Os membros do MPNA representam 55% da população mundial e
quase dois terços dos países-membros da ONU. “Por essa razão”, continua a
declaração, “nada deveria sinalizar para uma inibição ou restrição desse
direito dos Estados-membros de desenvolver energia atômica para propósitos pacíficos”.
A declaração também ironiza o descaso norte-americano
com as metas de desarmamento nuclear: “O MPNA reafirma nossa forte convicção
que somente a total eliminação de todas as armas nucleares é a absoluta
garantia contra as ameaças do uso de armas nucleares”.
“Nosso Movimento também vê-se forçado a afirmar que
todo o material nuclear declarado pelo Irã foi contado, e que a Agência (AIEA)

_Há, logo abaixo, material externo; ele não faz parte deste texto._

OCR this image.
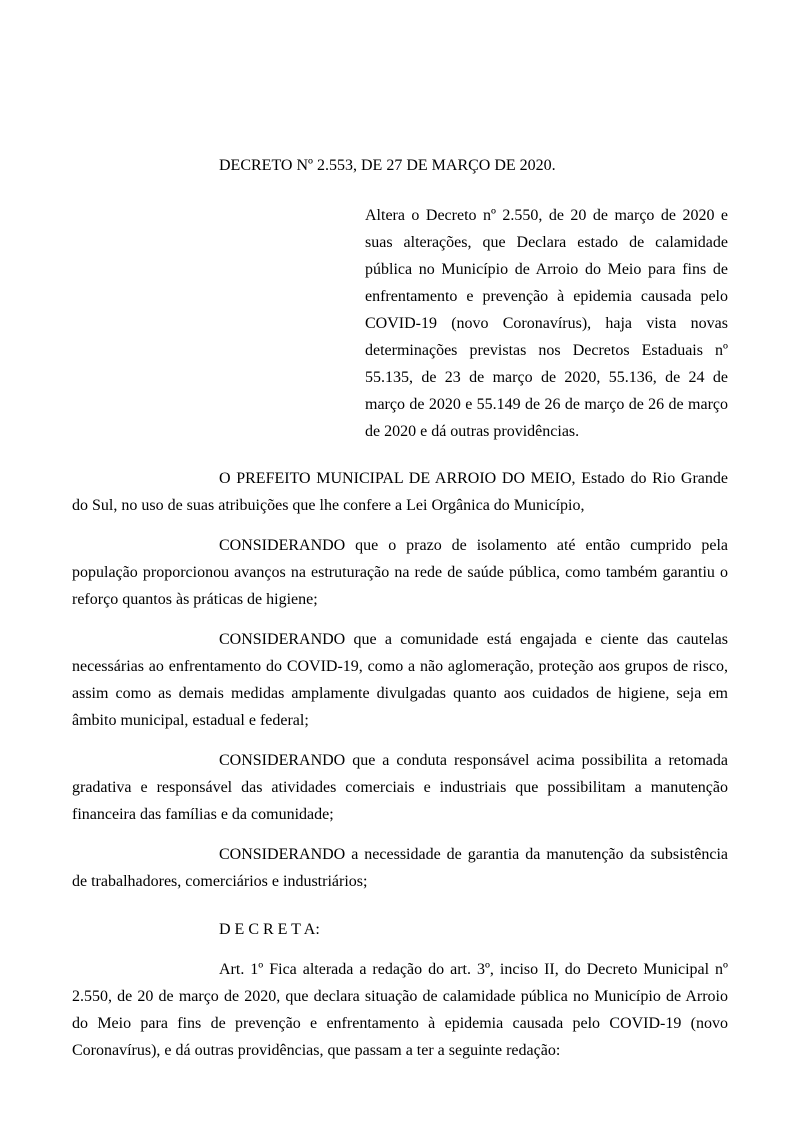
DECRETO Nº 2.553, DE 27 DE MARÇO DE 2020.

Altera o Decreto nº 2.550, de 20 de março de 2020 e suas alterações, que Declara estado de calamidade pública no Município de Arroio do Meio para fins de enfrentamento e prevenção à epidemia causada pelo COVID-19 (novo Coronavírus), haja vista novas determinações previstas nos Decretos Estaduais nº 55.135, de 23 de março de 2020, 55.136, de 24 de março de 2020 e 55.149 de 26 de março de 26 de março de 2020 e dá outras providências.

O PREFEITO MUNICIPAL DE ARROIO DO MEIO, Estado do Rio Grande do Sul, no uso de suas atribuições que lhe confere a Lei Orgânica do Município,

CONSIDERANDO que o prazo de isolamento até então cumprido pela população proporcionou avanços na estruturação na rede de saúde pública, como também garantiu o reforço quantos às práticas de higiene;

CONSIDERANDO que a comunidade está engajada e ciente das cautelas necessárias ao enfrentamento do COVID-19, como a não aglomeração, proteção aos grupos de risco, assim como as demais medidas amplamente divulgadas quanto aos cuidados de higiene, seja em âmbito municipal, estadual e federal;

CONSIDERANDO que a conduta responsável acima possibilita a retomada gradativa e responsável das atividades comerciais e industriais que possibilitam a manutenção financeira das famílias e da comunidade;

CONSIDERANDO a necessidade de garantia da manutenção da subsistência de trabalhadores, comerciários e industriários;

D E C R E T A:

Art. 1º Fica alterada a redação do art. 3º, inciso II, do Decreto Municipal nº 2.550, de 20 de março de 2020, que declara situação de calamidade pública no Município de Arroio do Meio para fins de prevenção e enfrentamento à epidemia causada pelo COVID-19 (novo Coronavírus), e dá outras providências, que passam a ter a seguinte redação:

não constatou nenhum desvio desse material para atividades proibidas”,
continua a declaração.
“O MPNA vem observando atentamente todas as ações e
constatou atitudes corretas por parte do Irã e não foram identificadas novas
falhas”, acrescenta o Movimento, repelindo todo o circo criado pelo governo
Bush em torno da questão iraniana. “Expressamos nosso apreço pela contínua
cooperação iraniana e parabenizamos a iniciativa do país de buscar o mais
alto degrau de transparência”, enfatiza..
“O MPNA fortemente acredita que a diplomacia e o diálogo
são a única solução para a questão”, conclui a declaração,
contrapondo-se ao discurso do vice de Bush, Dick Cheney, que afirmou
recentemente que “uma ação armada não está descartada”.